森川美穂 5枚目のシングル『姫様ズーム・イン』
80年代後半には『学園祭の女王』として全国を駆け巡り、ラジオパーソナリティー、タレントとしても活躍した美人ボーカリスト・森川美穂。
抜群の歌唱力を誇り、本格的な歌手志望であったがルックスに恵まれ過ぎたためにアイドル歌手としてデビューさせられてしまった。
キャッチコピーは『多感世代のヴォーカルヒロイン』。
森川美穂がしぶしぶアイドルをやらされセールスも伸び悩んでいた頃に出したのが、この『姫様ズーム・イン』。
タイトルの『姫様』は「ひめさま」ではなく、「ひいさま」と読むとのこと。

『姫様ズーム・イン』森川美穂
不良少女ノリ×エロエロな歌詞でブレイクを狙った『姫様ズーム・イン』
同じレコード会社だった先輩アイドル・菊池桃子の妹分として打ち出されたこともあったが、森川は渡辺美里・小比類巻かほる・中村あゆみのような音楽性を希望していた。
気が強く、自分の意見をしっかり主張する森川を、事務所は中森明菜のような『不良少女』のイメージでヒットさせることを模索していたようである。
デビュー曲『教室』では、高校中退という新人アイドルらしからぬテーマを起用している。
セカンドシングルから4曲目のシングルまで全てドラマやCMのタイアップが続いたが、セールス的には成功せず、前作『サーフサイド・ブリーズ 〜真夏の風』のオリコン最高位は自己最低の70位であった。

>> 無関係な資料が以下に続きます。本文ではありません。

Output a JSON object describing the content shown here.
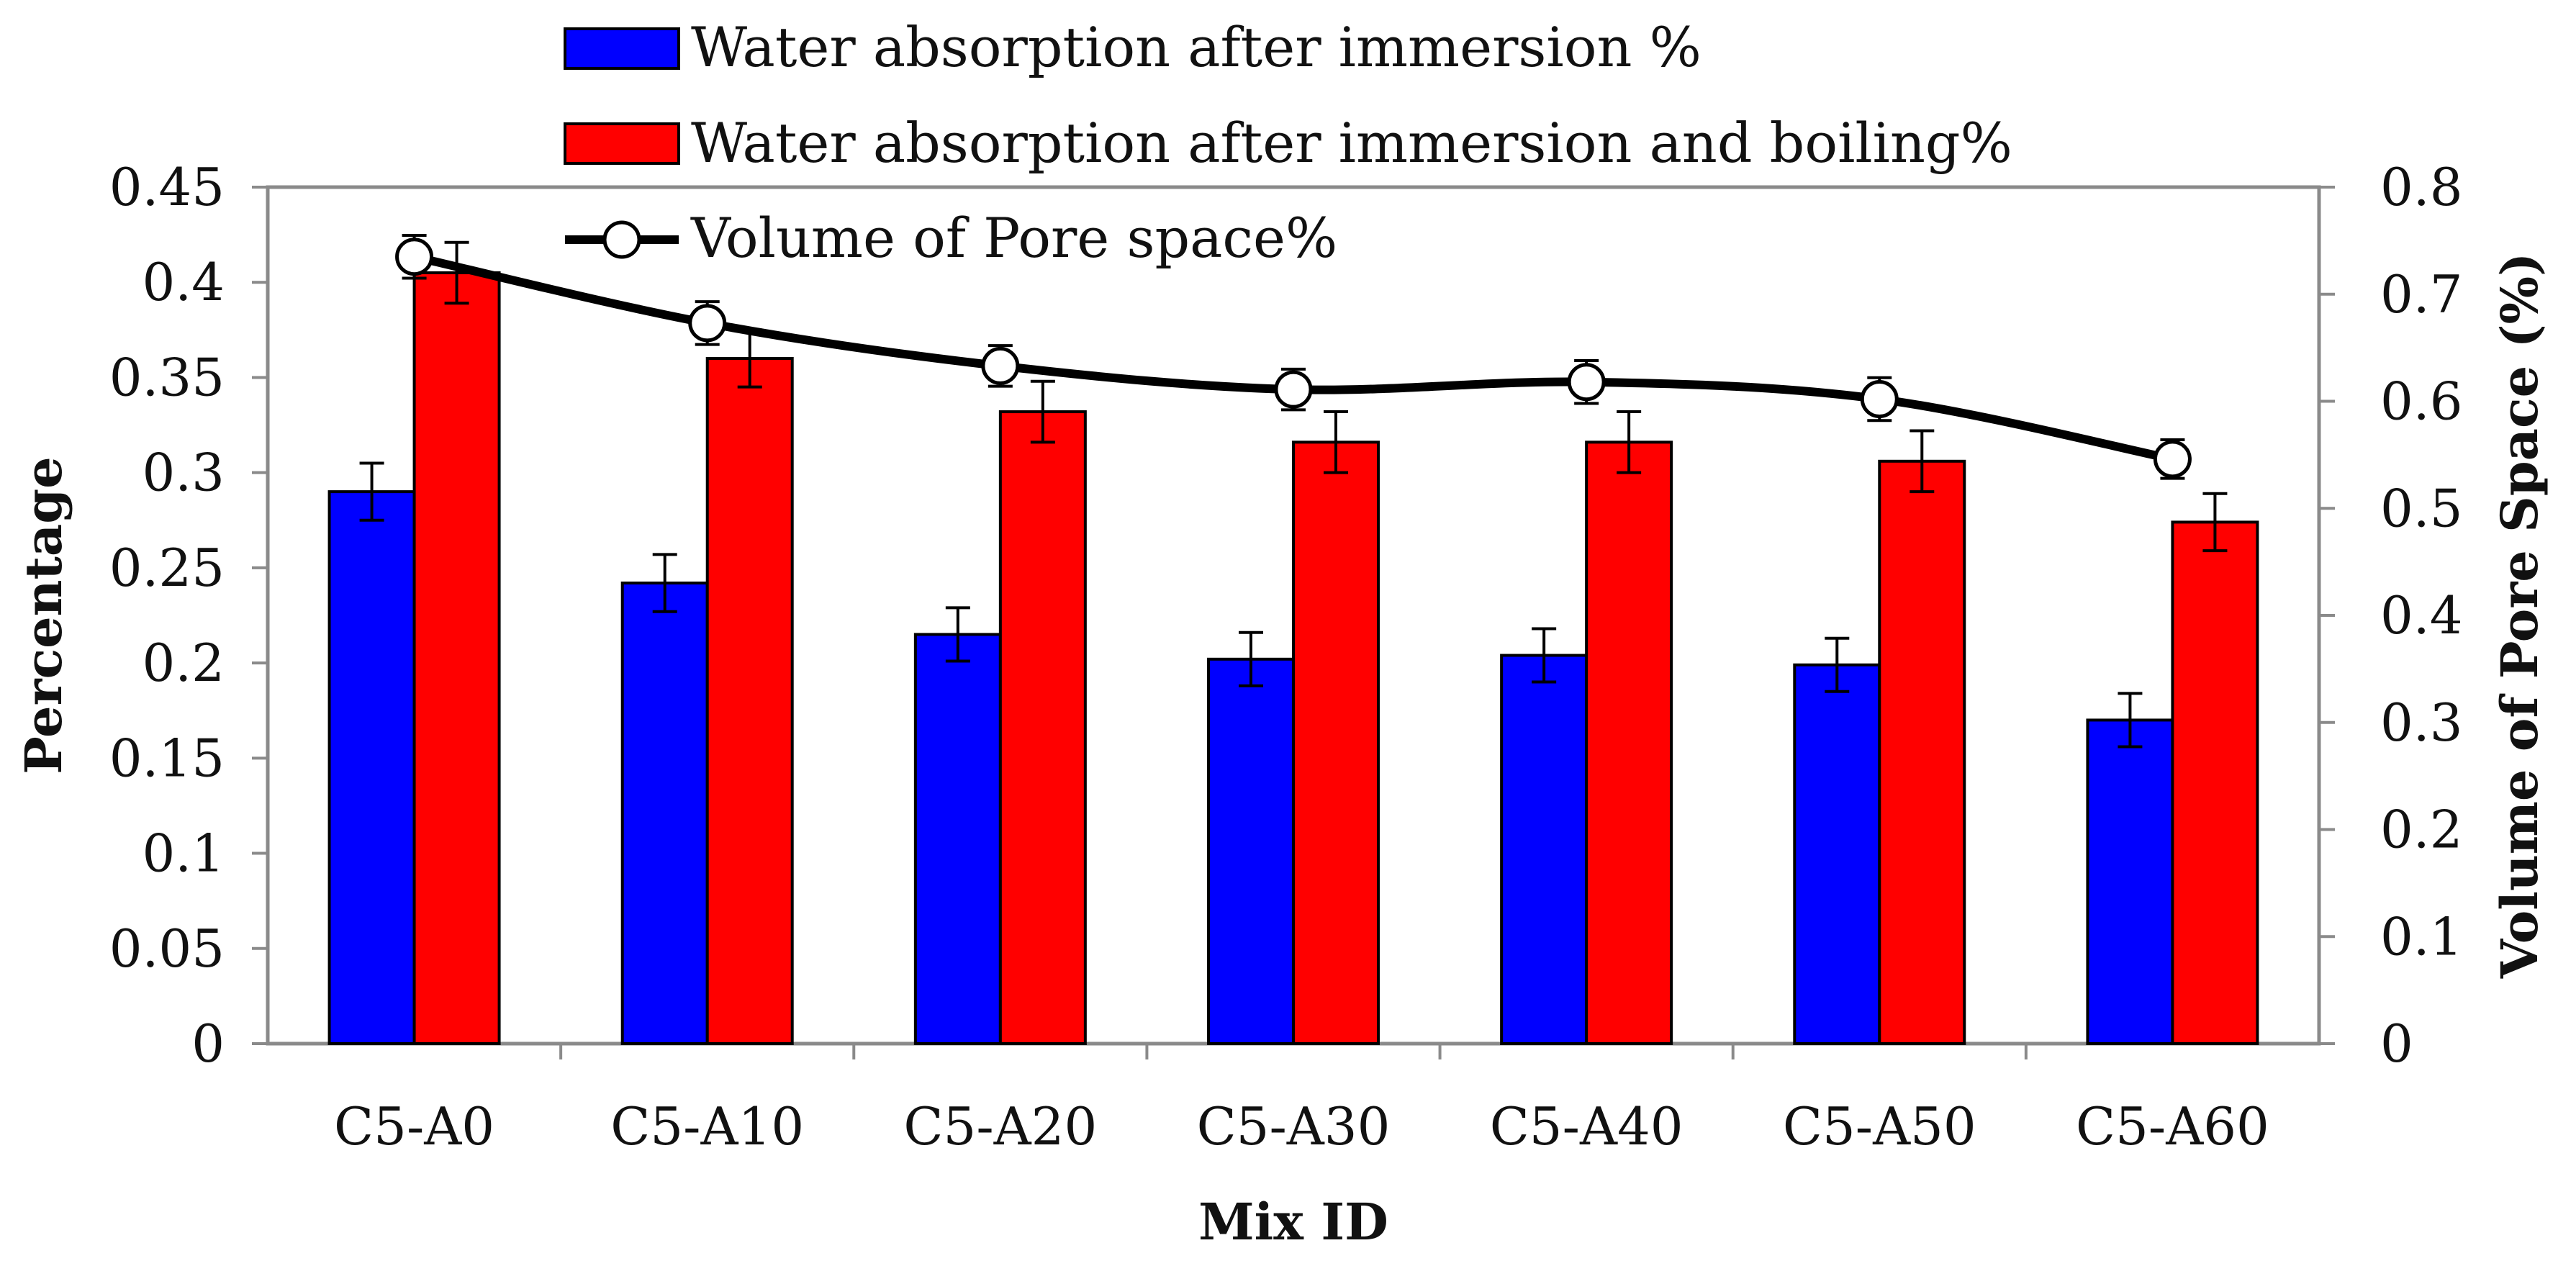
{
  "chart_data": {
    "type": "bar",
    "categories": [
      "C5-A0",
      "C5-A10",
      "C5-A20",
      "C5-A30",
      "C5-A40",
      "C5-A50",
      "C5-A60"
    ],
    "series": [
      {
        "name": "Water absorption after immersion %",
        "kind": "bar",
        "axis": "left",
        "color": "#0000ff",
        "values": [
          0.29,
          0.242,
          0.215,
          0.202,
          0.204,
          0.199,
          0.17
        ],
        "errors": [
          0.015,
          0.015,
          0.014,
          0.014,
          0.014,
          0.014,
          0.014
        ]
      },
      {
        "name": "Water absorption after immersion and boiling%",
        "kind": "bar",
        "axis": "left",
        "color": "#ff0000",
        "values": [
          0.405,
          0.36,
          0.332,
          0.316,
          0.316,
          0.306,
          0.274
        ],
        "errors": [
          0.016,
          0.015,
          0.016,
          0.016,
          0.016,
          0.016,
          0.015
        ]
      },
      {
        "name": "Volume of Pore space%",
        "kind": "line",
        "axis": "right",
        "color": "#000000",
        "values": [
          0.735,
          0.673,
          0.633,
          0.611,
          0.618,
          0.602,
          0.546
        ],
        "errors": [
          0.02,
          0.02,
          0.019,
          0.019,
          0.02,
          0.02,
          0.018
        ]
      }
    ],
    "xlabel": "Mix ID",
    "ylabel": "Percentage",
    "y2label": "Volume of Pore Space (%)",
    "ylim": [
      0,
      0.45
    ],
    "y2lim": [
      0,
      0.8
    ],
    "yticks": [
      "0",
      "0.05",
      "0.1",
      "0.15",
      "0.2",
      "0.25",
      "0.3",
      "0.35",
      "0.4",
      "0.45"
    ],
    "y2ticks": [
      "0",
      "0.1",
      "0.2",
      "0.3",
      "0.4",
      "0.5",
      "0.6",
      "0.7",
      "0.8"
    ],
    "grid": false,
    "legend_position": "top-left"
  }
}
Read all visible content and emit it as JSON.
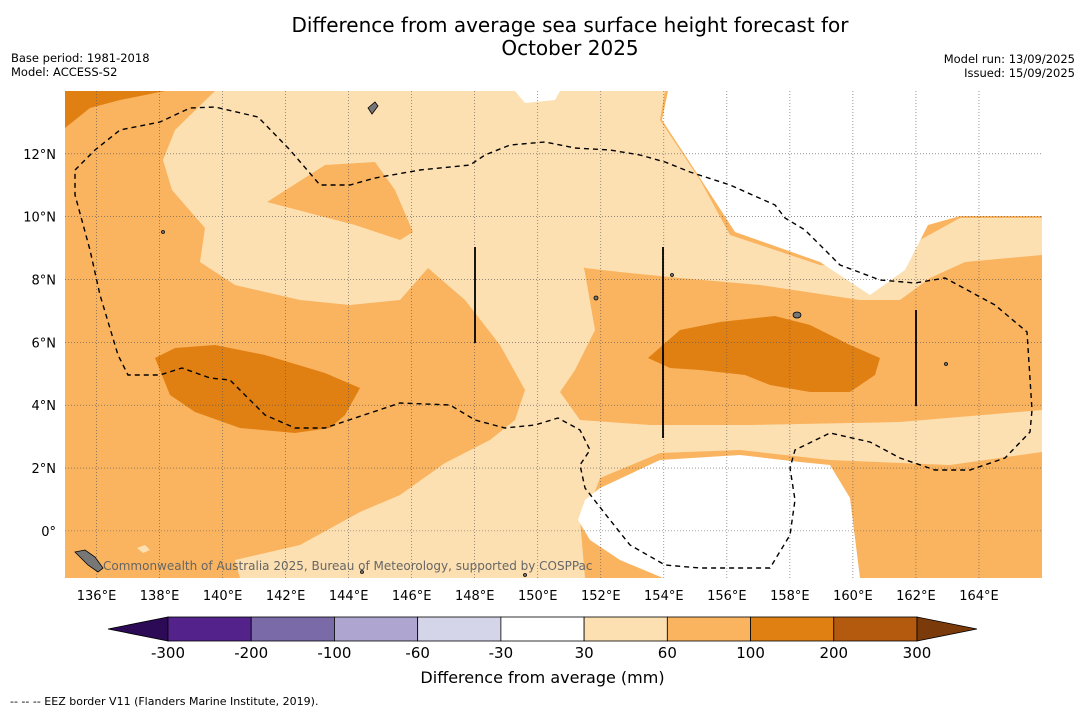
{
  "title_line1": "Difference from average sea surface height forecast for",
  "title_line2": "October 2025",
  "meta_left": {
    "base_period": "Base period: 1981-2018",
    "model": "Model: ACCESS-S2"
  },
  "meta_right": {
    "model_run": "Model run: 13/09/2025",
    "issued": "Issued: 15/09/2025"
  },
  "copyright": "Commonwealth of Australia 2025, Bureau of Meteorology, supported by COSPPac",
  "map": {
    "lon_range": [
      135,
      166
    ],
    "lat_range": [
      -1.5,
      14
    ],
    "lon_ticks": [
      "136°E",
      "138°E",
      "140°E",
      "142°E",
      "144°E",
      "146°E",
      "148°E",
      "150°E",
      "152°E",
      "154°E",
      "156°E",
      "158°E",
      "160°E",
      "162°E",
      "164°E"
    ],
    "lat_ticks": [
      "12°N",
      "10°N",
      "8°N",
      "6°N",
      "4°N",
      "2°N",
      "0°"
    ],
    "grid": true
  },
  "colorbar": {
    "label": "Difference from average (mm)",
    "boundaries": [
      "-300",
      "-200",
      "-100",
      "-60",
      "-30",
      "30",
      "60",
      "100",
      "200",
      "300"
    ],
    "colors": [
      "#2d0a56",
      "#53238b",
      "#7b6aa8",
      "#aea6d0",
      "#d5d5ea",
      "#ffffff",
      "#fde0b2",
      "#fab45f",
      "#e18012",
      "#b35a0e",
      "#7a3a0a"
    ],
    "extend": "both"
  },
  "footer": "--  --  -- EEZ border V11 (Flanders Marine Institute, 2019)."
}
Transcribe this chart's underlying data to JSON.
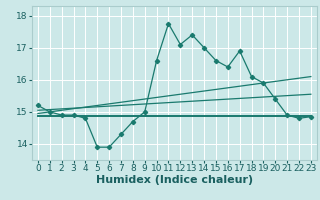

そこで、危機感を感じたのか従来の『不良少女ノリ』に『エロ』の要素を組み込んだのが『姫様ズーム・イン』である。
ツンデレ過ぎ!ぶっ飛びまくりな歌詞
2番の歌詞でエスカレートするテンション
【解説】「姫はじめ」とは?
ご存知の方も多いと思うが、「姫はじめって何?」という方のために解説。
「秘め始め」→「姫はじめ」というのが語源であると言われており、夫婦やカップルが初めてエッチをする日である。
現在は一般的に、「姫はじめ」とは年が明けてから初めてエッチすることを指すことが多い。
なぜ、「ズーム・イン」なのか?
歌詞の流れや、「おまえとイザ…ズーム・イン」なんて使われると卑猥な連想をしてしまいがちである。
しかし、この『姫様ズーム・イン』はミノルタカメラ『AFテレ』のCMソングに起用されており、カメラをイメージさせる「ズーム・イン」をタイトルや歌詞に使ったというのが真相らしい。
アイドル時代の森川美穂が歌う貴重な『姫様ズーム・イン』動画
この『姫様ズーム・イン』が最後のアイドルソングとなった。
アイドルとして扱われることに抵抗があった森川美穂にとって、この『姫様ズーム・イン』は屈辱的な楽曲であったのかもしれない。
しかし、セールスは回復。
オリコン最高位は前作『サーフサイド・ブリーズ 〜真夏の風』の70位から、大幅に伸ばして36位。
自己最高順位を更新した。
そして、次作ではチャゲ&飛鳥の飛鳥涼から提供された『おんなになあれ』がヒット。
これを機にロックを基調としたアーティスト路線に転向した。
そのため、この『姫様ズーム・イン』は森川美穂にとって最後のアイドルソングだったと言える。
当時は歌うのが嫌だったかもしれない『姫様ズーム・イン』だが、サバサバした性格で有名な森川美穂らしく2010年に発売したデビュー25周年記念DVD「ガン見してんじゃねえ!!」にもきっちり収録してくれている。
「ガン見してんじゃねえ!!」のタイトルもまた森川美穂らしい…。